The ten women I mention with all come from the same countryside area in the Philippines. They work in homes in numerous parts of Hong Kong but on Sundays they meet at Saint. Joseph’s Cathedral located in the Central region. After mass, which Saint. Joseph’s celebrates in Tagalong, the language of the Philippines, they gather on the veranda of the close by Hong Kong law courts building. They spread newspapers on its concrete floor floor to sit down on, and then spend the afternoon eating and visiting. They tell me they are passionate Catholics and their faith in God is what helps them survive the splitting up from their families in the Philippines and the sometimes vicious and indifferent treatment of their employers. “I hope to God and the trouble on my heart are lifted” one woman tells me passionately, as she comes her hands and eyes heavenward.
Even as visit I discover some of the women in the group have been here for as little as four months while others have lived in Hong Kong for as long as twelve years. Most have young children at home and are university educated. They are nurses, teachers, physiotherapists, pharmacists, computer programmers and business women. They speak several dialects. Yet can make three times more money in Hong Kong than they can practicing their professions in the Philippines. They tell me they need money to pay for their children’s education. “To give our children a cure for the future”, one woman says.
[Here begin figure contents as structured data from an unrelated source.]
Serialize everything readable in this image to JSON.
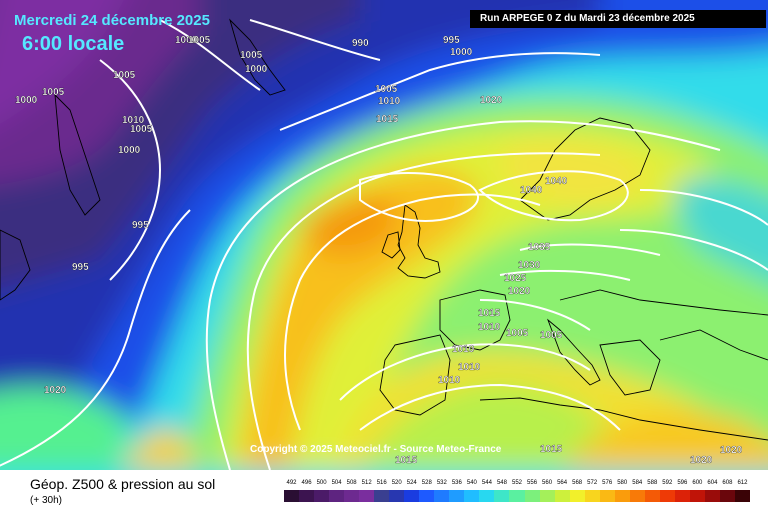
{
  "header": {
    "date_text": "Mercredi 24 décembre 2025",
    "hour_text": "6:00 locale",
    "run_text": "Run ARPEGE 0 Z du Mardi 23 décembre 2025"
  },
  "copyright": "Copyright © 2025 Meteociel.fr - Source Meteo-France",
  "footer": {
    "title": "Géop. Z500 & pression au sol",
    "subtitle": "(+ 30h)"
  },
  "scale": {
    "labels": [
      "492",
      "496",
      "500",
      "504",
      "508",
      "512",
      "516",
      "520",
      "524",
      "528",
      "532",
      "536",
      "540",
      "544",
      "548",
      "552",
      "556",
      "560",
      "564",
      "568",
      "572",
      "576",
      "580",
      "584",
      "588",
      "592",
      "596",
      "600",
      "604",
      "608",
      "612"
    ],
    "colors": [
      "#2a0f33",
      "#3c1450",
      "#4b1b68",
      "#5e2480",
      "#6d2a90",
      "#7a2e9e",
      "#3a3f90",
      "#2837b0",
      "#1a3ce0",
      "#1e5aff",
      "#1f7bff",
      "#1f9cff",
      "#20bdff",
      "#28d8f0",
      "#3ee6c8",
      "#5af0a0",
      "#7cf07c",
      "#a4f05a",
      "#cdf03c",
      "#f2f02a",
      "#f8d51e",
      "#fab914",
      "#fa9c0c",
      "#f87a08",
      "#f45a06",
      "#ee3a06",
      "#dc2208",
      "#c01408",
      "#9a0c0a",
      "#6a060c",
      "#3a0306"
    ]
  },
  "isobars": [
    {
      "label": "990"
    },
    {
      "label": "995"
    },
    {
      "label": "1000"
    },
    {
      "label": "1005"
    },
    {
      "label": "1010"
    },
    {
      "label": "1015"
    },
    {
      "label": "1020"
    },
    {
      "label": "1025"
    },
    {
      "label": "1030"
    },
    {
      "label": "1035"
    },
    {
      "label": "1040"
    }
  ]
}
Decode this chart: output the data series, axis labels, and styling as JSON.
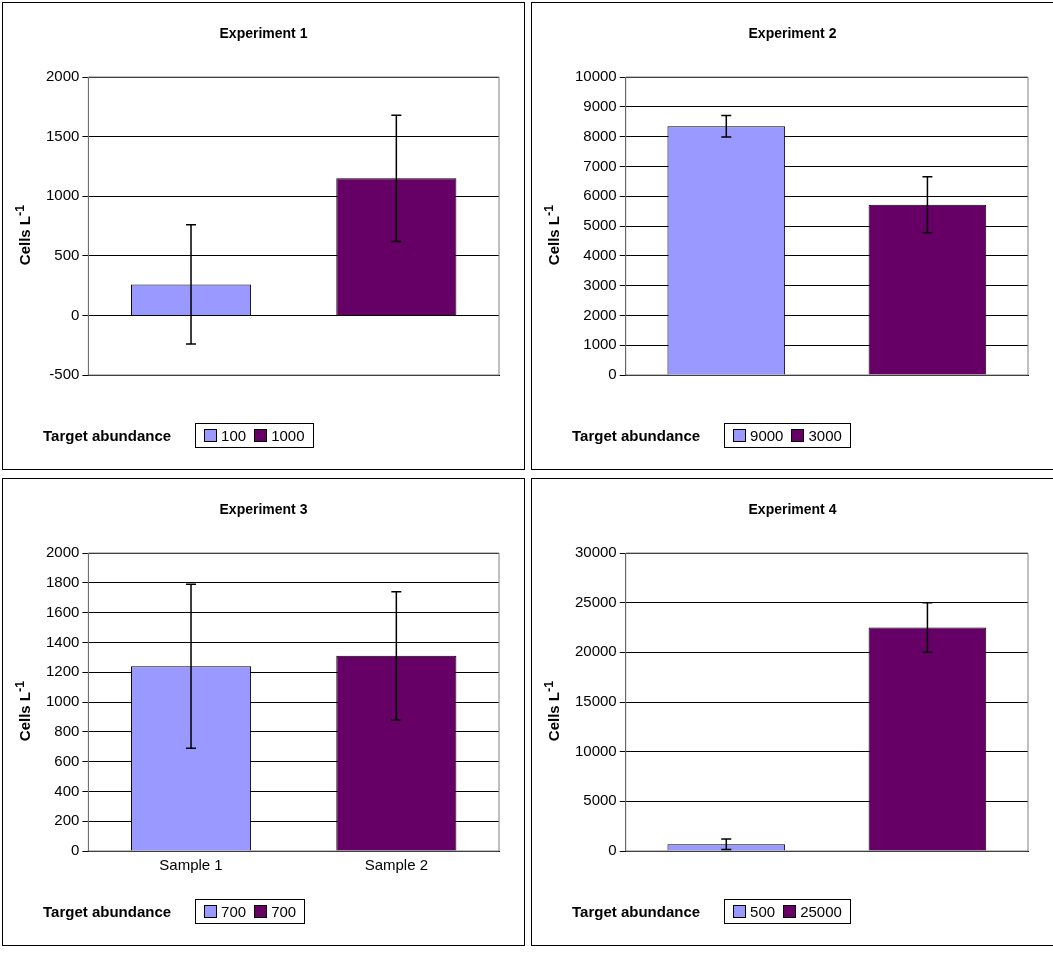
{
  "chart_data": [
    {
      "type": "bar",
      "title": "Experiment 1",
      "ylabel": "Cells L$^{-1}$",
      "legend_title": "Target abundance",
      "categories": [
        null,
        null
      ],
      "series": [
        {
          "name": "100",
          "color": "#9999ff",
          "values": [
            260,
            null
          ],
          "errors": [
            500,
            null
          ]
        },
        {
          "name": "1000",
          "color": "#660066",
          "values": [
            null,
            1150
          ],
          "errors": [
            null,
            530
          ]
        }
      ],
      "ylim": [
        -500,
        2000
      ],
      "yticks": [
        -500,
        0,
        500,
        1000,
        1500,
        2000
      ],
      "grid": "y",
      "legend": "bottom"
    },
    {
      "type": "bar",
      "title": "Experiment 2",
      "ylabel": "Cells L$^{-1}$",
      "legend_title": "Target abundance",
      "categories": [
        null,
        null
      ],
      "series": [
        {
          "name": "9000",
          "color": "#9999ff",
          "values": [
            8350,
            null
          ],
          "errors": [
            360,
            null
          ]
        },
        {
          "name": "3000",
          "color": "#660066",
          "values": [
            null,
            5710
          ],
          "errors": [
            null,
            940
          ]
        }
      ],
      "ylim": [
        0,
        10000
      ],
      "yticks": [
        0,
        1000,
        2000,
        3000,
        4000,
        5000,
        6000,
        7000,
        8000,
        9000,
        10000
      ],
      "grid": "y",
      "legend": "bottom"
    },
    {
      "type": "bar",
      "title": "Experiment 3",
      "ylabel": "Cells L$^{-1}$",
      "legend_title": "Target abundance",
      "categories": [
        "Sample 1",
        "Sample 2"
      ],
      "series": [
        {
          "name": "700",
          "color": "#9999ff",
          "values": [
            1240,
            null
          ],
          "errors": [
            550,
            null
          ]
        },
        {
          "name": "700",
          "color": "#660066",
          "values": [
            null,
            1310
          ],
          "errors": [
            null,
            430
          ]
        }
      ],
      "ylim": [
        0,
        2000
      ],
      "yticks": [
        0,
        200,
        400,
        600,
        800,
        1000,
        1200,
        1400,
        1600,
        1800,
        2000
      ],
      "grid": "y",
      "legend": "bottom"
    },
    {
      "type": "bar",
      "title": "Experiment 4",
      "ylabel": "Cells L$^{-1}$",
      "legend_title": "Target abundance",
      "categories": [
        null,
        null
      ],
      "series": [
        {
          "name": "500",
          "color": "#9999ff",
          "values": [
            670,
            null
          ],
          "errors": [
            530,
            null
          ]
        },
        {
          "name": "25000",
          "color": "#660066",
          "values": [
            null,
            22500
          ],
          "errors": [
            null,
            2500
          ]
        }
      ],
      "ylim": [
        0,
        30000
      ],
      "yticks": [
        0,
        5000,
        10000,
        15000,
        20000,
        25000,
        30000
      ],
      "grid": "y",
      "legend": "bottom"
    }
  ]
}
They all send a substantial area of their salary home to their families.
There are many different church groups and organizations in Hong Kong which seek to serve the Filipina women getting work done in the city. I mention with Prosecute Farley who is on the board of owners for an outreach program managed by the American Baptist World Evangelism organization. They open the driveway of a local Somebody College on Sundays so the Filipino women can meet there and take part in Saturday School classes and a worship service. They have a fulltime director, a lady from the Philippines, who develops relationships with the women who attend and acts as an advocate for them when necessary.